L’emergenza sanitaria globale, sebbene sia stata a quanto pare superata la fase più critica, ha influenzato pesantemente anche le nostre quotidiane abitudini in auto, sia come guidatori, sia in qualità di semplici passeggeri.

Nonostante il progressivo sblocco delle restrizioni alla circolazione delle persone, alcuni divieti ed obblighi sono rimasti in vigore in materia di trasporto privato su autoveicoli.

Vediamo di illustrare i principali: tutti gli occupanti dell’auto devono naturalmente essere muniti di mascherina, ed è inoltre previsto che tra i medesimi sia rispettata la distanza di sicurezza di almeno un metro. Ciò comporta il divieto che a bordo della vettura possano esserci complessivamente più di tre persone, il conducente e due passeggeri.
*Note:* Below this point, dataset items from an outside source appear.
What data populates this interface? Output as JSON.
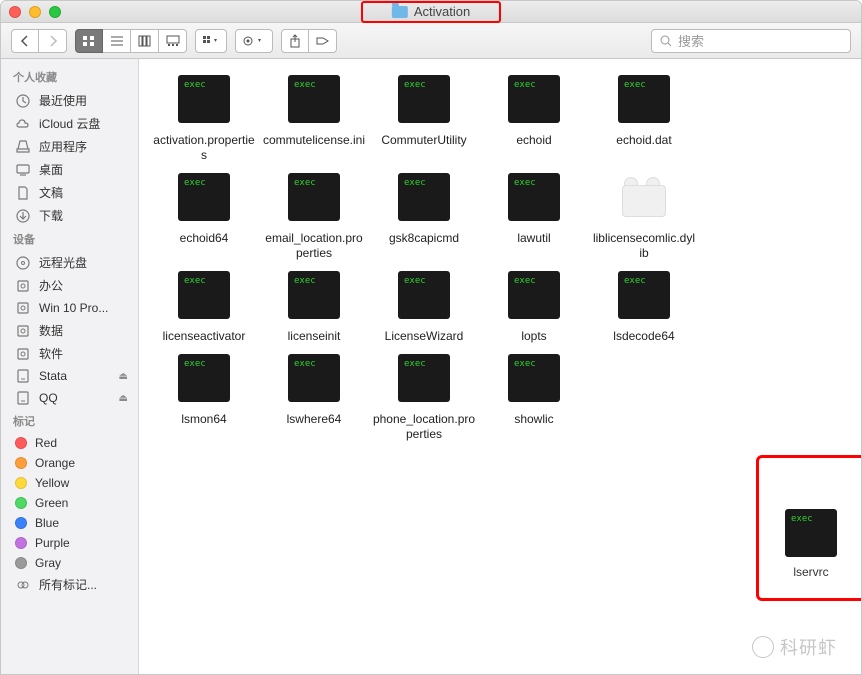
{
  "window": {
    "title": "Activation"
  },
  "search": {
    "placeholder": "搜索"
  },
  "sidebar": {
    "sections": [
      {
        "header": "个人收藏",
        "items": [
          {
            "icon": "clock",
            "label": "最近使用"
          },
          {
            "icon": "cloud",
            "label": "iCloud 云盘"
          },
          {
            "icon": "apps",
            "label": "应用程序"
          },
          {
            "icon": "desktop",
            "label": "桌面"
          },
          {
            "icon": "doc",
            "label": "文稿"
          },
          {
            "icon": "download",
            "label": "下载"
          }
        ]
      },
      {
        "header": "设备",
        "items": [
          {
            "icon": "disc",
            "label": "远程光盘"
          },
          {
            "icon": "hdd",
            "label": "办公"
          },
          {
            "icon": "hdd",
            "label": "Win 10 Pro..."
          },
          {
            "icon": "hdd",
            "label": "数据"
          },
          {
            "icon": "hdd",
            "label": "软件"
          },
          {
            "icon": "ext",
            "label": "Stata",
            "eject": true
          },
          {
            "icon": "ext",
            "label": "QQ",
            "eject": true
          }
        ]
      },
      {
        "header": "标记",
        "items": [
          {
            "tag": "#ff5b5b",
            "label": "Red"
          },
          {
            "tag": "#ff9f3c",
            "label": "Orange"
          },
          {
            "tag": "#ffd93c",
            "label": "Yellow"
          },
          {
            "tag": "#4cd964",
            "label": "Green"
          },
          {
            "tag": "#3a82f7",
            "label": "Blue"
          },
          {
            "tag": "#c373e0",
            "label": "Purple"
          },
          {
            "tag": "#9a9a9a",
            "label": "Gray"
          },
          {
            "icon": "alltags",
            "label": "所有标记..."
          }
        ]
      }
    ]
  },
  "files": [
    {
      "type": "exec",
      "name": "activation.properties"
    },
    {
      "type": "exec",
      "name": "commutelicense.ini"
    },
    {
      "type": "exec",
      "name": "CommuterUtility"
    },
    {
      "type": "exec",
      "name": "echoid"
    },
    {
      "type": "exec",
      "name": "echoid.dat"
    },
    {
      "type": "exec",
      "name": "echoid64"
    },
    {
      "type": "exec",
      "name": "email_location.properties"
    },
    {
      "type": "exec",
      "name": "gsk8capicmd"
    },
    {
      "type": "exec",
      "name": "lawutil"
    },
    {
      "type": "lego",
      "name": "liblicensecomlic.dylib"
    },
    {
      "type": "exec",
      "name": "licenseactivator"
    },
    {
      "type": "exec",
      "name": "licenseinit"
    },
    {
      "type": "exec",
      "name": "LicenseWizard"
    },
    {
      "type": "exec",
      "name": "lopts"
    },
    {
      "type": "exec",
      "name": "lsdecode64"
    },
    {
      "type": "exec",
      "name": "lsmon64"
    },
    {
      "type": "exec",
      "name": "lswhere64"
    },
    {
      "type": "exec",
      "name": "phone_location.properties"
    },
    {
      "type": "exec",
      "name": "showlic"
    }
  ],
  "dragged": {
    "name": "lservrc",
    "type": "exec"
  },
  "watermark": "科研虾"
}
In funzione di queste prescrizioni, quindi, l’occupante che non si trovi alla guida dovrà sistemarsi sul sedile posteriore dell’automobile situato sul lato opposto e, se i passeggeri sono due, l’altro dovrà sedere dietro, ma vicino all’altro finestrino, con la conseguenza che la parte centrale del sedile posteriore dovrà restare comunque libera e che le auto con una sola fila di sedili (i “duetti”) potranno essere utilizzate solo dal guidatore. Queste limitazioni, ad eccezione dell’obbligo di utilizzare la mascherina, non sono applicate qualora l’autoveicolo venga utilizzato dai componenti di uno stesso nucleo familiare, mentre lo saranno comunque qualora si tratti di amici, congiunti e fidanzati non conviventi.

Per quel che concerne i motoveicoli, l’obbligo di distanziamento interpersonale impedisce che possa essere trasportato dal conducente chiunque non sia un componente del nucleo familiare e naturalmente, la mascherina sarà sempre prescritta.

Da ultimo, per quanto riguarda le biciclette, fermo in ogni caso l’utilizzo dei DPI, è ammesso il trasporto di figli piccoli che possano stare sull’apposito seggiolino di sicurezza. Vanno peraltro rispettate le regole del distanziamento interpersonale fra i ciclisti, che dovranno procedere a distanza di almeno un metro l’uno dall’altro. Sono ovviamente invariate le altre norme ordinarie previste per l’uso dei veicoli a pedali.

Un chiarimento va poi dato in relazione agli obblighi conseguenti agli spostamenti in generale, a prescindere dal mezzo utilizzato. Sono infatti ancora in vigore i provvedimenti preventivi adottati da talune regioni d’Italia per prevenire la diffusione del contagio: ad esempio, chi si voglia recare (o voglia ritornare) in Puglia dovrà scaricare, compilare ed inviare agli indirizzi di posta elettronica dell’Azienda Sanitaria Territoriale di Competenza per il comune di destinazione, ovvero al proprio medico curante, se si è già residenti in quella regione, un modulo di autosegnalazione nel quale andranno specificati i dati personali, inclusi almeno un recapito di posta elettronica e di cellulare, data e ora di arrivo nella località prescelta, tempo stimato di permanenza, luogo ed indirizzo dove si intende soggiornare.

Tale modulo, unitamente ad un documento cartaceo dove si annoteranno luoghi visitati e nomi delle persone incontrate (se conosciuti) dovrà essere conservato per i 30 giorni successivi al ritorno dal viaggio (Ord. Reg. Puglia 2/6/2020 n° 245). Obblighi analoghi sono previsti anche dalla Regione Calabria. Per tutte le altre regioni, visitando i siti internet istituzionali si potranno agevolmente ottenere tutte le informazioni sul punto.

Un ultimo inciso: l’uso di tutte queste precauzioni ed il doversi conformare a così tanti divieti potrà comprensibilmente causare disagi, soprattutto ove si consideri il lungo periodo di limitazione della nostra libertà di movimento (e non solo di quella) cui siamo andati incontro nei mesi precedenti. Tuttavia, proprio perché un ritorno a tali misure così pervasive non è auspicabile e, probabilmente, neppure possibile materialmente, se non a rischio di causare un catastrofico collasso economico, è essenziale che, ancora per qualche tempo, prevalga un grande senso di responsabilità in tutti noi.